Artist illustration of the supermassive
black hole in 1ES 1927+654 before the flare. Credit: NASA/Sonoma State
University, Aurore Simonnet
Black holes are powerful cosmic engines. They provide the energy
behind quasars and other active galactic nuclei (AGNs). This is due to the
interaction of matter with its powerful gravitational and magnetic fields.6
Technically, a black hole doesn’t have a magnetic field on its
own, but the dense plasma surrounding the black hole as an accretion disk does.

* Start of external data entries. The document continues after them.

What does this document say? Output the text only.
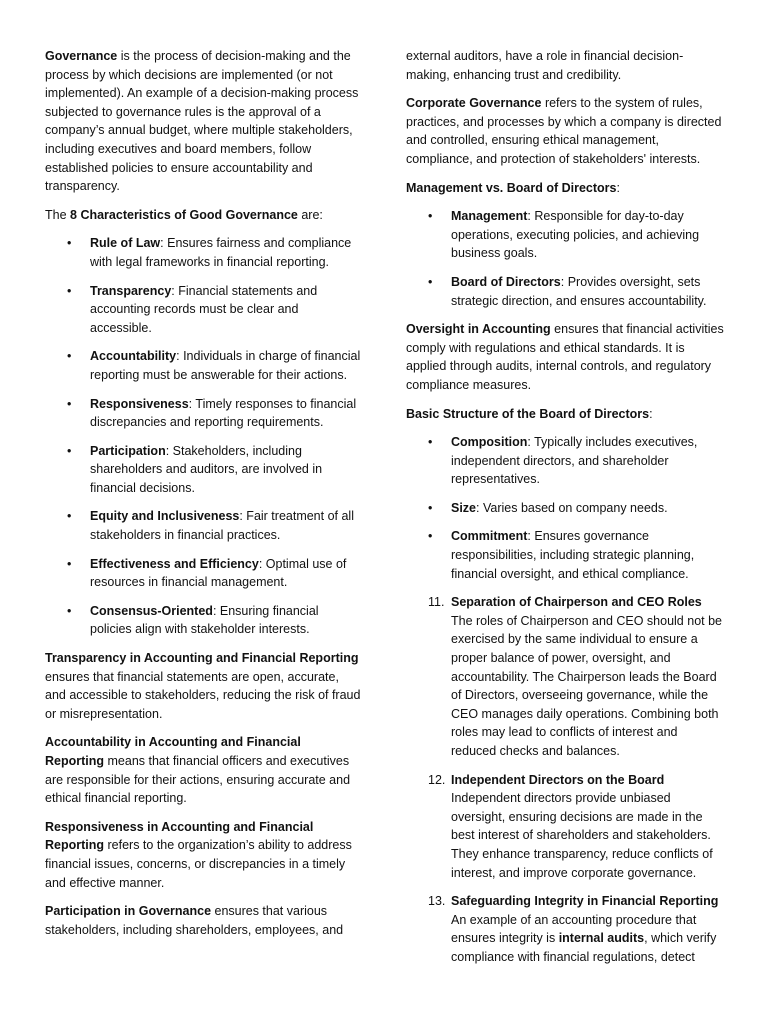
Governance is the process of decision-making and the process by which decisions are implemented (or not implemented). An example of a decision-making process subjected to governance rules is the approval of a company’s annual budget, where multiple stakeholders, including executives and board members, follow established policies to ensure accountability and transparency.

The 8 Characteristics of Good Governance are:

• Rule of Law: Ensures fairness and compliance with legal frameworks in financial reporting.
• Transparency: Financial statements and accounting records must be clear and accessible.
• Accountability: Individuals in charge of financial reporting must be answerable for their actions.
• Responsiveness: Timely responses to financial discrepancies and reporting requirements.
• Participation: Stakeholders, including shareholders and auditors, are involved in financial decisions.
• Equity and Inclusiveness: Fair treatment of all stakeholders in financial practices.
• Effectiveness and Efficiency: Optimal use of resources in financial management.
• Consensus-Oriented: Ensuring financial policies align with stakeholder interests.

Transparency in Accounting and Financial Reporting ensures that financial statements are open, accurate, and accessible to stakeholders, reducing the risk of fraud or misrepresentation.

Accountability in Accounting and Financial Reporting means that financial officers and executives are responsible for their actions, ensuring accurate and ethical financial reporting.

Responsiveness in Accounting and Financial Reporting refers to the organization’s ability to address financial issues, concerns, or discrepancies in a timely and effective manner.

Participation in Governance ensures that various stakeholders, including shareholders, employees, and

external auditors, have a role in financial decision-making, enhancing trust and credibility.

Corporate Governance refers to the system of rules, practices, and processes by which a company is directed and controlled, ensuring ethical management, compliance, and protection of stakeholders' interests.

Management vs. Board of Directors:

• Management: Responsible for day-to-day operations, executing policies, and achieving business goals.
• Board of Directors: Provides oversight, sets strategic direction, and ensures accountability.

Oversight in Accounting ensures that financial activities comply with regulations and ethical standards. It is applied through audits, internal controls, and regulatory compliance measures.

Basic Structure of the Board of Directors:

• Composition: Typically includes executives, independent directors, and shareholder representatives.
• Size: Varies based on company needs.
• Commitment: Ensures governance responsibilities, including strategic planning, financial oversight, and ethical compliance.
11. Separation of Chairperson and CEO Roles
The roles of Chairperson and CEO should not be exercised by the same individual to ensure a proper balance of power, oversight, and accountability. The Chairperson leads the Board of Directors, overseeing governance, while the CEO manages daily operations. Combining both roles may lead to conflicts of interest and reduced checks and balances.
12. Independent Directors on the Board
Independent directors provide unbiased oversight, ensuring decisions are made in the best interest of shareholders and stakeholders. They enhance transparency, reduce conflicts of interest, and improve corporate governance.
13. Safeguarding Integrity in Financial Reporting
An example of an accounting procedure that ensures integrity is internal audits, which verify compliance with financial regulations, detect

As the plasma swirls around the black hole, the charged particles within it
generate an electrical current and magnetic field. The direction of the plasma
flow doesn’t change spontaneously, so one would imagine the magnetic field is
very stable. So, imagine the surprise of astronomers when they saw evidence
that a black hole’s magnetic field had undergone a magnetic reversal.
In basic terms, a magnetic field can be imaged as that of a simple
magnet, with a north and south pole. A magnetic reversal is where the
orientation of that imaginary pole flips, and the orientation of the magnetic
field flips. This effect is common among stars.

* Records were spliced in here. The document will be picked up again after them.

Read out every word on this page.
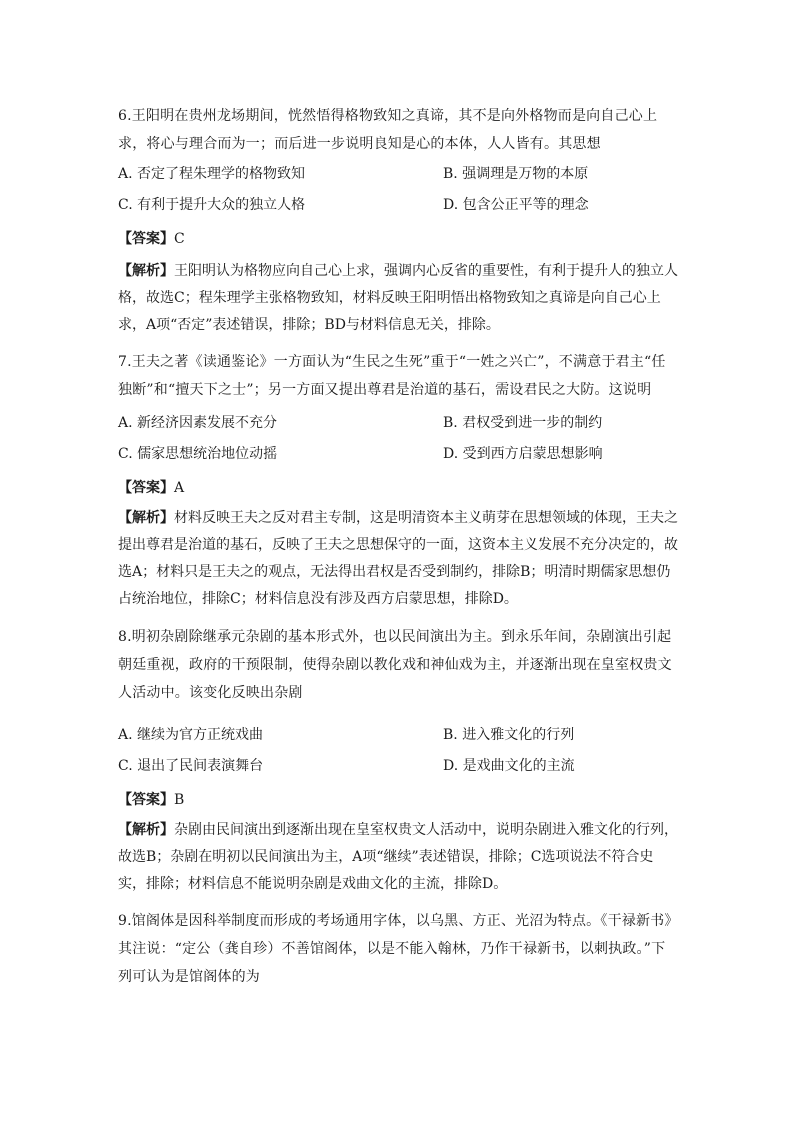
6.王阳明在贵州龙场期间，恍然悟得格物致知之真谛，其不是向外格物而是向自己心上求，将心与理合而为一；而后进一步说明良知是心的本体，人人皆有。其思想
A. 否定了程朱理学的格物致知	B. 强调理是万物的本原
C. 有利于提升大众的独立人格	D. 包含公正平等的理念
【答案】C
【解析】王阳明认为格物应向自己心上求，强调内心反省的重要性，有利于提升人的独立人格，故选C；程朱理学主张格物致知，材料反映王阳明悟出格物致知之真谛是向自己心上求，A项“否定”表述错误，排除；BD与材料信息无关，排除。
7.王夫之著《读通鉴论》一方面认为“生民之生死”重于“一姓之兴亡”，不满意于君主“任独断”和“擅天下之士”；另一方面又提出尊君是治道的基石，需设君民之大防。这说明
A. 新经济因素发展不充分	B. 君权受到进一步的制约
C. 儒家思想统治地位动摇	D. 受到西方启蒙思想影响
【答案】A
【解析】材料反映王夫之反对君主专制，这是明清资本主义萌芽在思想领域的体现，王夫之提出尊君是治道的基石，反映了王夫之思想保守的一面，这资本主义发展不充分决定的，故选A；材料只是王夫之的观点，无法得出君权是否受到制约，排除B；明清时期儒家思想仍占统治地位，排除C；材料信息没有涉及西方启蒙思想，排除D。
8.明初杂剧除继承元杂剧的基本形式外，也以民间演出为主。到永乐年间，杂剧演出引起朝廷重视，政府的干预限制，使得杂剧以教化戏和神仙戏为主，并逐渐出现在皇室权贵文人活动中。该变化反映出杂剧
A. 继续为官方正统戏曲	B. 进入雅文化的行列
C. 退出了民间表演舞台	D. 是戏曲文化的主流
【答案】B
【解析】杂剧由民间演出到逐渐出现在皇室权贵文人活动中，说明杂剧进入雅文化的行列，故选B；杂剧在明初以民间演出为主，A项“继续”表述错误，排除；C选项说法不符合史实，排除；材料信息不能说明杂剧是戏曲文化的主流，排除D。
9.馆阁体是因科举制度而形成的考场通用字体，以乌黑、方正、光沼为特点。《干禄新书》其注说：“定公（龚自珍）不善馆阁体，以是不能入翰林，乃作干禄新书，以刺执政。”下列可认为是馆阁体的为
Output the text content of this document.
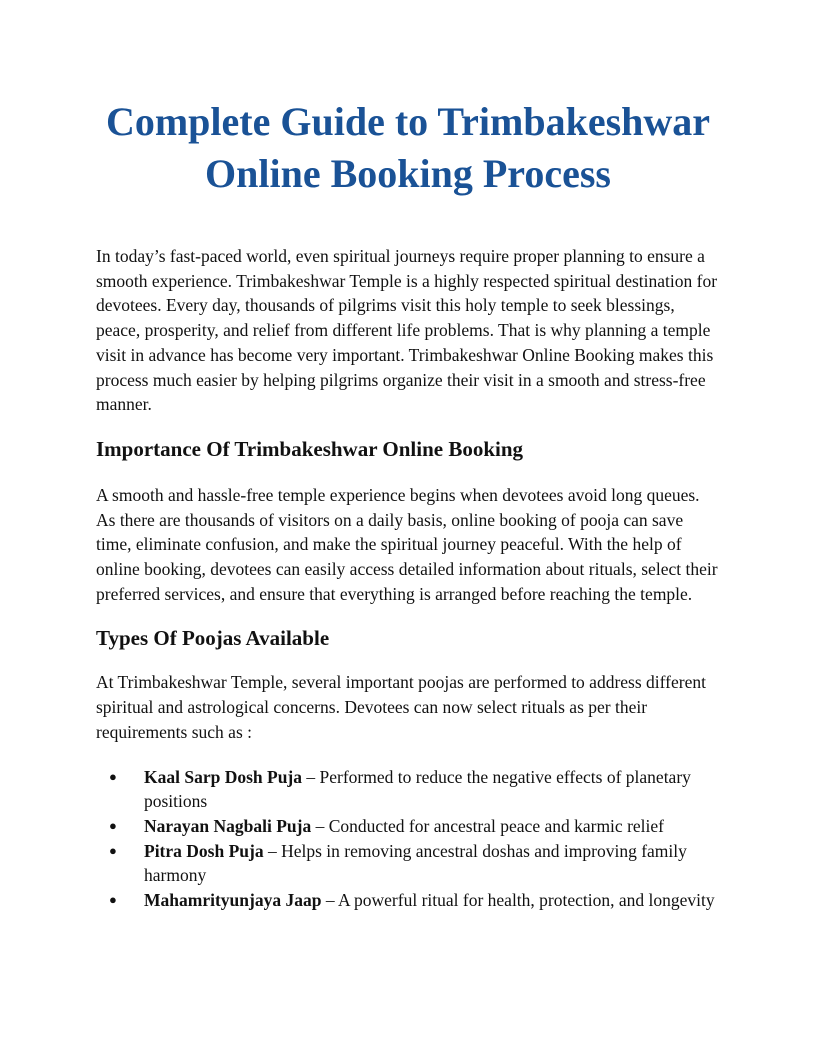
Complete Guide to Trimbakeshwar Online Booking Process

In today’s fast-paced world, even spiritual journeys require proper planning to ensure a smooth experience. Trimbakeshwar Temple is a highly respected spiritual destination for devotees. Every day, thousands of pilgrims visit this holy temple to seek blessings, peace, prosperity, and relief from different life problems. That is why planning a temple visit in advance has become very important. Trimbakeshwar Online Booking makes this process much easier by helping pilgrims organize their visit in a smooth and stress-free manner.

Importance Of Trimbakeshwar Online Booking

A smooth and hassle-free temple experience begins when devotees avoid long queues. As there are thousands of visitors on a daily basis, online booking of pooja can save time, eliminate confusion, and make the spiritual journey peaceful. With the help of online booking, devotees can easily access detailed information about rituals, select their preferred services, and ensure that everything is arranged before reaching the temple.

Types Of Poojas Available

At Trimbakeshwar Temple, several important poojas are performed to address different spiritual and astrological concerns. Devotees can now select rituals as per their requirements such as :

● Kaal Sarp Dosh Puja – Performed to reduce the negative effects of planetary positions
● Narayan Nagbali Puja – Conducted for ancestral peace and karmic relief
● Pitra Dosh Puja – Helps in removing ancestral doshas and improving family harmony
● Mahamrityunjaya Jaap – A powerful ritual for health, protection, and longevity
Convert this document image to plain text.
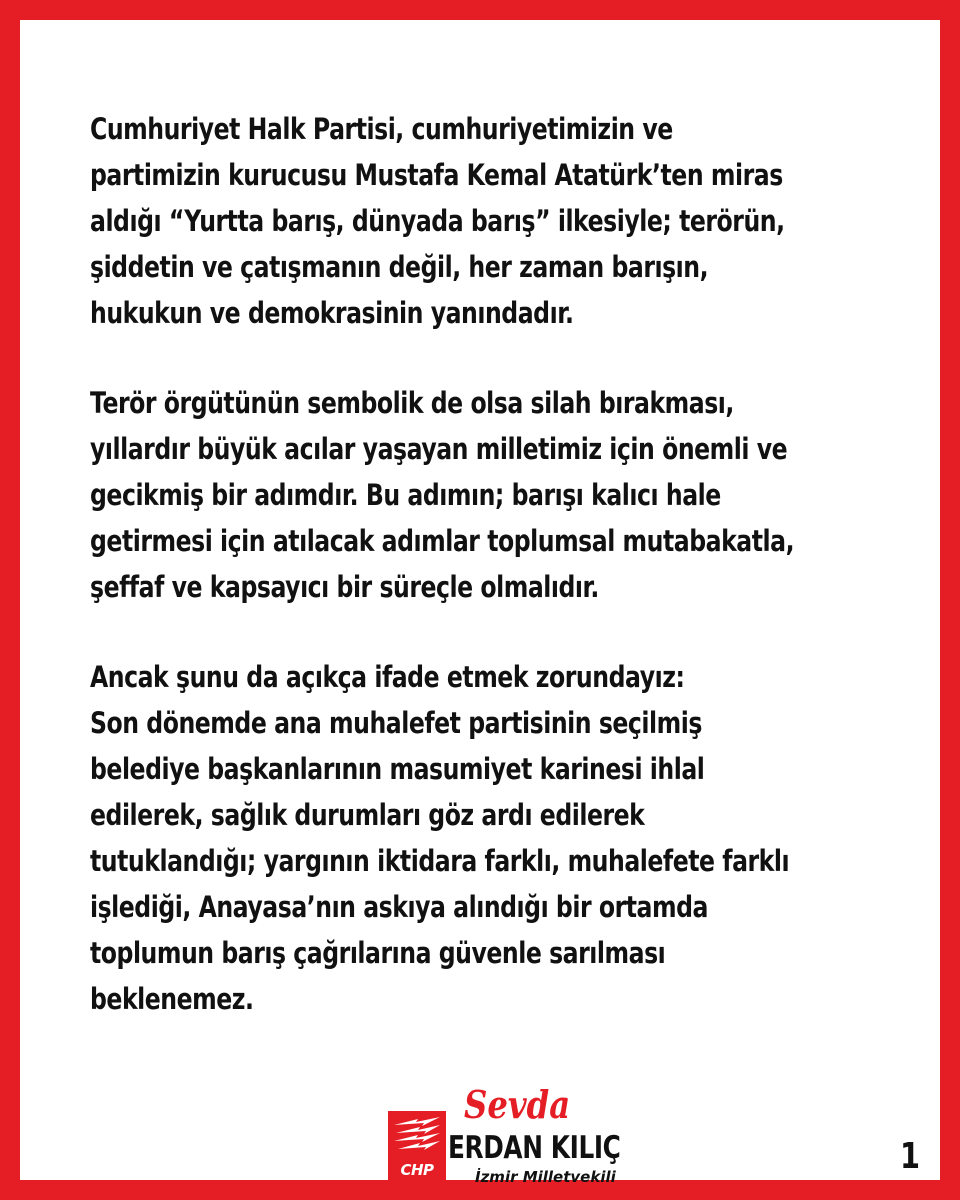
Cumhuriyet Halk Partisi, cumhuriyetimizin ve
partimizin kurucusu Mustafa Kemal Atatürk’ten miras
aldığı “Yurtta barış, dünyada barış” ilkesiyle; terörün,
şiddetin ve çatışmanın değil, her zaman barışın,
hukukun ve demokrasinin yanındadır.

Terör örgütünün sembolik de olsa silah bırakması,
yıllardır büyük acılar yaşayan milletimiz için önemli ve
gecikmiş bir adımdır. Bu adımın; barışı kalıcı hale
getirmesi için atılacak adımlar toplumsal mutabakatla,
şeffaf ve kapsayıcı bir süreçle olmalıdır.

Ancak şunu da açıkça ifade etmek zorundayız:
Son dönemde ana muhalefet partisinin seçilmiş
belediye başkanlarının masumiyet karinesi ihlal
edilerek, sağlık durumları göz ardı edilerek
tutuklandığı; yargının iktidara farklı, muhalefete farklı
işlediği, Anayasa’nın askıya alındığı bir ortamda
toplumun barış çağrılarına güvenle sarılması
beklenemez.

CHP
Sevda
ERDAN KILIÇ
İzmir Milletvekili	1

In 2018, an automated sky survey found a sudden change in a galaxy
239 million light-years away. Known as 1ES 1927+654, the galaxy had brightened
by a factor of 100 in visible light. Soon after its discovery, the Swift
Observatory captured its glow in x-rays and ultraviolet. A search of archival observations of the
region showed the galaxy actually started to brighten toward the end of 2017.
At the time it was thought this rapid brightening was caused by a star passing close to the galaxy’s supermassive black hole. Such a close encounter would cause a tidal disruption event, which would rip the star apart as well as disrupt the flow of gas in the black hole’s accretion disk. But this new study casts a shadow on that idea.

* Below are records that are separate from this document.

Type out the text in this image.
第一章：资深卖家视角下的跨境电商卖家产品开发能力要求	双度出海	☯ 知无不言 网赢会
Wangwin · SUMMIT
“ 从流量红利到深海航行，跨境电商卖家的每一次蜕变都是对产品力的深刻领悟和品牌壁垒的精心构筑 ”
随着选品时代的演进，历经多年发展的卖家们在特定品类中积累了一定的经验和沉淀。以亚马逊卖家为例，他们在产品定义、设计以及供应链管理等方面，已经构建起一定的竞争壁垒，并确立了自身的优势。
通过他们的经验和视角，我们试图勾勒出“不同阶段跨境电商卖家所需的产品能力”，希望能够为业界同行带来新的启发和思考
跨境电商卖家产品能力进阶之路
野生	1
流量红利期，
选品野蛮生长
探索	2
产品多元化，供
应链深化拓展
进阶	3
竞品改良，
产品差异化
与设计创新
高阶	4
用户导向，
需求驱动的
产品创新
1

How a black hole might undergo
magnetic reversal. Credit: NASA’s Goddard Space Flight Center/Jay Friedlander
The team looked at observations of the galactic flare across the
full spectrum of light from radio to x-ray. One of the things they noticed was
that the intensity of x-rays dropped off very quickly. X-rays are often
produced by charged particles spiraling within intense magnetic fields, so this
suggested a sudden change in the magnetic field near the black hole. At the
same time, the intensity of light in visible and ultraviolet increased which
suggested that parts of the black hole’s accretion disk were getting hotter.
Neither of these effects is what you’d expect with a tidal disruption event.
Instead, a magnetic reversal better fits the data. As the team
showed, as a black hole accretion disk undergoes a magnetic reversal, the
fields weaken at the outer edges of the accretion disk first. As a result, the
disk can heat up more efficiently. At the same time, the weaker magnetic field
means that fewer x-rays are produced by charged particles. Once the magnetic
field completes its reversal, the disk returns to its original state.
This is only the first observation of the magnetic reversal of a galactic black hole. We now know they can occur, but we don’t know how common these reversals are. It will take more observations to determine just how many times a galaxy’s black hole can become a switch hitter.